Reclaiming Pakistan had made my fragile anchor slip away and my feet were sliding on wet sand. My terms of belonging had changed: I was not whole. I wasn’t a Westerner of foreign origin. I was not someone who, to quote Suyin, ‘happened to live’ abroad and went back for my roots: I was someone who had left behind a homeland and never found anything to replace the empty patch. Wherever I was I’d always look for a part of myself in the city I’d been sent away from. As I wrote then: all my mirrors of belonging have cracked. I came back to London and began to write my most difficult, tangled stories. My second collection came out, after a long struggle. I’d learnt, as Suyin had told me long ago, that writing wasn’t a gentle recreation. She didn’t call on some of her last trips to London – she said she’d thought I was too busy to see her. Perhaps it was life, or Pakistan, or my father’s death that distanced me. I no longer remember.
The last time I saw her was when a century was ending. Her century.

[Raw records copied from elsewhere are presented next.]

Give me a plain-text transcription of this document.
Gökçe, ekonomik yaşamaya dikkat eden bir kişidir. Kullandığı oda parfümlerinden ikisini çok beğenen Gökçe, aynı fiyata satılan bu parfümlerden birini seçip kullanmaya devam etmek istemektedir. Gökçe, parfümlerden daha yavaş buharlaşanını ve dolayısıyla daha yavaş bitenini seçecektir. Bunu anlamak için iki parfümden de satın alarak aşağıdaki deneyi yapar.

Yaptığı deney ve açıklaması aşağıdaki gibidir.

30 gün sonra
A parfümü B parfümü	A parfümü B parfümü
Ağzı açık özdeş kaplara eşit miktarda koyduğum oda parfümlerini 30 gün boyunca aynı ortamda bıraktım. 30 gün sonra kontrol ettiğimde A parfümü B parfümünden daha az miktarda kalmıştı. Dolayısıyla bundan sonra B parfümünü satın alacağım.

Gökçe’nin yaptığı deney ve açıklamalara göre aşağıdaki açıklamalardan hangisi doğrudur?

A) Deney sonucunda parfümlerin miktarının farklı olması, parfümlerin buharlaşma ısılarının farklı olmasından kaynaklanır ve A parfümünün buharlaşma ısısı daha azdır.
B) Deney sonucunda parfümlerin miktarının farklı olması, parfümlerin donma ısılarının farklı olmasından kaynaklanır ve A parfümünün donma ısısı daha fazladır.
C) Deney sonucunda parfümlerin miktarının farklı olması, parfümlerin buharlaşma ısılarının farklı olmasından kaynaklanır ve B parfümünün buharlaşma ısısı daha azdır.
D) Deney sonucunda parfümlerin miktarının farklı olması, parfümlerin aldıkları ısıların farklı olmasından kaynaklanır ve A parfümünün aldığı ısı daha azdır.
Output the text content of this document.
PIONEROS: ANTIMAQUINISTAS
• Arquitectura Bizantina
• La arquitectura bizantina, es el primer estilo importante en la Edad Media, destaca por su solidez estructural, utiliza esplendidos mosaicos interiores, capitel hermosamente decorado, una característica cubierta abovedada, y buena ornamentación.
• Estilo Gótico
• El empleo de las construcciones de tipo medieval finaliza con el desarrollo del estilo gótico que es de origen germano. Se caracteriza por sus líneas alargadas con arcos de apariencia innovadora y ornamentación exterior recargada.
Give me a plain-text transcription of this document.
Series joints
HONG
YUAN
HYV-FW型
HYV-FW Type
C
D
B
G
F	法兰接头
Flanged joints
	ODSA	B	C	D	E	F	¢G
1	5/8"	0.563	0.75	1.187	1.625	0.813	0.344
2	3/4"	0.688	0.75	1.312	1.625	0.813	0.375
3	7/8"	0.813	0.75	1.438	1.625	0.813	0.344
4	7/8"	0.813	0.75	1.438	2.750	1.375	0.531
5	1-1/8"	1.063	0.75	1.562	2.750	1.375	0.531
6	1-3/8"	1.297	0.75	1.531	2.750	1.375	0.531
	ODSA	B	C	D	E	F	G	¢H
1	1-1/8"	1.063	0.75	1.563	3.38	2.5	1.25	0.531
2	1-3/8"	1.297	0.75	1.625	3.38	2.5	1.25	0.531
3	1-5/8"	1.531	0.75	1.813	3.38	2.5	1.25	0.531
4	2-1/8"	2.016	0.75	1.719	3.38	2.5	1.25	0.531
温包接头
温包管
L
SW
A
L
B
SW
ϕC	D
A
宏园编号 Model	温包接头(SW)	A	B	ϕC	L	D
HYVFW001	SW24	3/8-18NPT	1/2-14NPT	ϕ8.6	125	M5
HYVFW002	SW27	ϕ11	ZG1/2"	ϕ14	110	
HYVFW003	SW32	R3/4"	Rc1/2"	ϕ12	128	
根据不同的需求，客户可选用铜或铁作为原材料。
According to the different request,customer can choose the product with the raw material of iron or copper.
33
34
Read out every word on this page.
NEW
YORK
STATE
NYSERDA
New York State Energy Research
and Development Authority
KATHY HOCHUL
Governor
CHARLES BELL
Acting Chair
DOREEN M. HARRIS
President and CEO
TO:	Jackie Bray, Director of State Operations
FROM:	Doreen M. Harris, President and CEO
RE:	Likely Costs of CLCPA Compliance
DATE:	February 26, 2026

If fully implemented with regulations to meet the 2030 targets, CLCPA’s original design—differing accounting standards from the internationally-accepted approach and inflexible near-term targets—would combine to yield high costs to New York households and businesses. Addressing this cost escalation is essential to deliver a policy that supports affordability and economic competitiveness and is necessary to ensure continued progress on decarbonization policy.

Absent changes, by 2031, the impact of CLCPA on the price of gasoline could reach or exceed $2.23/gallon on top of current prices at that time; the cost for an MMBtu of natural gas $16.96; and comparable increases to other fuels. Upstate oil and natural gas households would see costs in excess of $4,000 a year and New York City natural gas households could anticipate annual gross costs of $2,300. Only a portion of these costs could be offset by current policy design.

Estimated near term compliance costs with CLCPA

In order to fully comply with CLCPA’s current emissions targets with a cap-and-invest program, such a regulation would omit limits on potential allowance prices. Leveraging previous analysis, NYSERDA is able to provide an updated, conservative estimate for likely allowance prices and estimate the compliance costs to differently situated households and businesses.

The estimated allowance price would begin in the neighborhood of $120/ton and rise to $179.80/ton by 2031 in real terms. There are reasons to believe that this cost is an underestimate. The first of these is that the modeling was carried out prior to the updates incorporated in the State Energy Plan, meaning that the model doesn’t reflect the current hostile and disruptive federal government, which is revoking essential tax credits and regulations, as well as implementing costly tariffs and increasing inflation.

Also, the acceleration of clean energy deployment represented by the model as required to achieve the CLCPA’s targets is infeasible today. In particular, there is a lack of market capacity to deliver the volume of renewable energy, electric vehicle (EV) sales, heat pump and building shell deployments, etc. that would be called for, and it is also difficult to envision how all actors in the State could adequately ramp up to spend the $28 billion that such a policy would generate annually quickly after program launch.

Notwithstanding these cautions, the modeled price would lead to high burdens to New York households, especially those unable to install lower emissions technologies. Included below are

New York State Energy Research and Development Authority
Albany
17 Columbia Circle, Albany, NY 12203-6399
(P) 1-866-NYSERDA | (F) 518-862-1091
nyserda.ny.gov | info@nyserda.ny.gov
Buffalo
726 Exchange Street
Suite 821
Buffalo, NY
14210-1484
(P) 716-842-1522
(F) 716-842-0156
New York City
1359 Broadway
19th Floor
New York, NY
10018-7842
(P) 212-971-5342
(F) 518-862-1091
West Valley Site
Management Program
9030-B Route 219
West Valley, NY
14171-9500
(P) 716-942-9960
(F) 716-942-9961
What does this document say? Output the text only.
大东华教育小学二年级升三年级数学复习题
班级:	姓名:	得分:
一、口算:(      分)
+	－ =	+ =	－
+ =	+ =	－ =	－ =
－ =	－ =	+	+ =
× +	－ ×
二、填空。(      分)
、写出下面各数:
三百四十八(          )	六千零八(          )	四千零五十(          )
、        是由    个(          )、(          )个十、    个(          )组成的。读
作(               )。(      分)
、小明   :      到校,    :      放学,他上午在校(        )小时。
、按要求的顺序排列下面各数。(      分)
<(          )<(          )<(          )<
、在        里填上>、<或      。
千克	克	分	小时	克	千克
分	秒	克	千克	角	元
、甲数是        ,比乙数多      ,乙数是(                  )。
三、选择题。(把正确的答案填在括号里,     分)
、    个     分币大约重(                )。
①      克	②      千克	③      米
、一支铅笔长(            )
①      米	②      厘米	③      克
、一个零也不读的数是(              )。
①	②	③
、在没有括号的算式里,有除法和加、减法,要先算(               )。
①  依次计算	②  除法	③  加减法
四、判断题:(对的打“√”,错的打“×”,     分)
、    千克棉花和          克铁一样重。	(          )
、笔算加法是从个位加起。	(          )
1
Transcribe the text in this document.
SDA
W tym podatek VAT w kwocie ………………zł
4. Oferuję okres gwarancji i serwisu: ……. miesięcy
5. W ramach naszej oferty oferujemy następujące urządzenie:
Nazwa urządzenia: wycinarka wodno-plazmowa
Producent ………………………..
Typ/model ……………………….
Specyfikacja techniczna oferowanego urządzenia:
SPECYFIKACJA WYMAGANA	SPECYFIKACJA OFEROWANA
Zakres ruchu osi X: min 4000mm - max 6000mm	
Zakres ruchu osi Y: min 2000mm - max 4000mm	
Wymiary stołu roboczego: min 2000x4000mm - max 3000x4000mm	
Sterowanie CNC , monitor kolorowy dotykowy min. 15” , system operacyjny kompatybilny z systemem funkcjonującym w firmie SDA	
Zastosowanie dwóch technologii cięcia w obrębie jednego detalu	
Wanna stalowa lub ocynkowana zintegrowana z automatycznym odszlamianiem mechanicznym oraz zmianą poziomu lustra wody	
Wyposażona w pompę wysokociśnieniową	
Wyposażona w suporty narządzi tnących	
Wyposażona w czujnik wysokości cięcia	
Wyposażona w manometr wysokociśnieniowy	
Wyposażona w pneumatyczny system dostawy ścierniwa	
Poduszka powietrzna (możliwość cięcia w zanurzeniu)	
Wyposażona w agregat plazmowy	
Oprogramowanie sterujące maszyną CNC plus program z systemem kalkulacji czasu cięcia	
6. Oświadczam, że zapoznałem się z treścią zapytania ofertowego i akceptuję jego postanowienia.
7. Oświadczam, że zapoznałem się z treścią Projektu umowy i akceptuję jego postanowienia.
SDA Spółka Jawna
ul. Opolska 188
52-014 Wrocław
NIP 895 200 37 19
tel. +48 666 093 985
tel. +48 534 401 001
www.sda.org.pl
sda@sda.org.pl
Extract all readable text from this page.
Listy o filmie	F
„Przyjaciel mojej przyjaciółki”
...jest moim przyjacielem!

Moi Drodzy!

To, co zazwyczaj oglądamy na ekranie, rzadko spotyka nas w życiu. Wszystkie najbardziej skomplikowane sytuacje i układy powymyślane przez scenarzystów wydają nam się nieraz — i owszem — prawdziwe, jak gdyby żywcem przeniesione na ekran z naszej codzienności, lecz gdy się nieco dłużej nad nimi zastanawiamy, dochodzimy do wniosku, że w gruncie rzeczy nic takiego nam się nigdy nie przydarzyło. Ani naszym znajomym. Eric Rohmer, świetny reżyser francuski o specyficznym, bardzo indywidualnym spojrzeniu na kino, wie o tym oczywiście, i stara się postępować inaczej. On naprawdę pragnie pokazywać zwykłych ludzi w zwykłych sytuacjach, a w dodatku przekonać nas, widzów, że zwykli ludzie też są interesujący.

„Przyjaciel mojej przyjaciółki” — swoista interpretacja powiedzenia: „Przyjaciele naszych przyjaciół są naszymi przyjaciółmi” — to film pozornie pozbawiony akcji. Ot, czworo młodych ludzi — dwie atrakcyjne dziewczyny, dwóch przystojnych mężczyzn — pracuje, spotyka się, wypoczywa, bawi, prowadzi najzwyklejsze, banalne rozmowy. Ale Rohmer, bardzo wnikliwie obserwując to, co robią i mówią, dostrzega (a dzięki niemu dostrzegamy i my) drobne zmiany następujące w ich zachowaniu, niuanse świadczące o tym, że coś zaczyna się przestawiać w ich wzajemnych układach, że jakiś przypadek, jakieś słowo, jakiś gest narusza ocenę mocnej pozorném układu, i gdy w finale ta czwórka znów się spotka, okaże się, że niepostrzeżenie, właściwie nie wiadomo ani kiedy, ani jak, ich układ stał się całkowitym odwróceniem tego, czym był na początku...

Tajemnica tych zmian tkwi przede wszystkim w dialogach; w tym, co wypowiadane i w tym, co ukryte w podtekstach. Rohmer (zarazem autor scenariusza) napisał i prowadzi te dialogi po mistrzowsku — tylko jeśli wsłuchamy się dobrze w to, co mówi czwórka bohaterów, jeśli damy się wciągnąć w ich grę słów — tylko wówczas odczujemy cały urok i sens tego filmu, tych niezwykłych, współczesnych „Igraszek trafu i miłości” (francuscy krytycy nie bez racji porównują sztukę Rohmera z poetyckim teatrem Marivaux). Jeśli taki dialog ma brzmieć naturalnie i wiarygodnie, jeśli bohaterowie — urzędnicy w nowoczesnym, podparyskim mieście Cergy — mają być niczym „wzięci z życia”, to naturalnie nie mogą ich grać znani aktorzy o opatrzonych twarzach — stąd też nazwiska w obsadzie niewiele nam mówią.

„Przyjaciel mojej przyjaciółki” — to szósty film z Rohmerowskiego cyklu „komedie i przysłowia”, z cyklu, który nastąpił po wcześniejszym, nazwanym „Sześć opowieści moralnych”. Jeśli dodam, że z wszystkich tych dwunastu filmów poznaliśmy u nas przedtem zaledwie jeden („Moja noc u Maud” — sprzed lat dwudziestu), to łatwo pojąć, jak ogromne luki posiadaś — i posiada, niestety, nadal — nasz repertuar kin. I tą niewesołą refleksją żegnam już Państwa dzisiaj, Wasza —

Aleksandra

She was eighty-two and I, forty-four. We met for a pizza on Baker Street. Her husband was there. She was resplendent in red, as ever beautiful and loquacious, but in the company of a third, some of the intimacy was gone, replaced by that transparent barrier Asians of all cultures raise so naturally: Gender. Age. Diffidence. Difference.
As the millennium descended, she was slowly leaving the world behind. No writing, no letters, no travels. Her books were out of print. She no longer had anything to say about China: disenchantment? A shattering of dreams?
Long ago, walking down a snowy street near her Lausanne apartment, she’d told me: ‘I want to die with not a breath unshed. With empty sleeves. I’ve given away almost everything I owned.’
When I spoke to her – was it 2000? Or 2002? – she was tender; yet again, she said, she’d mislaid my phone number. Halfway through the conversation I realised she was no longer talking to me, but to someone else she thought I was.
She didn’t call again. I often thought of her and told myself I’d ring. Somehow, I never did.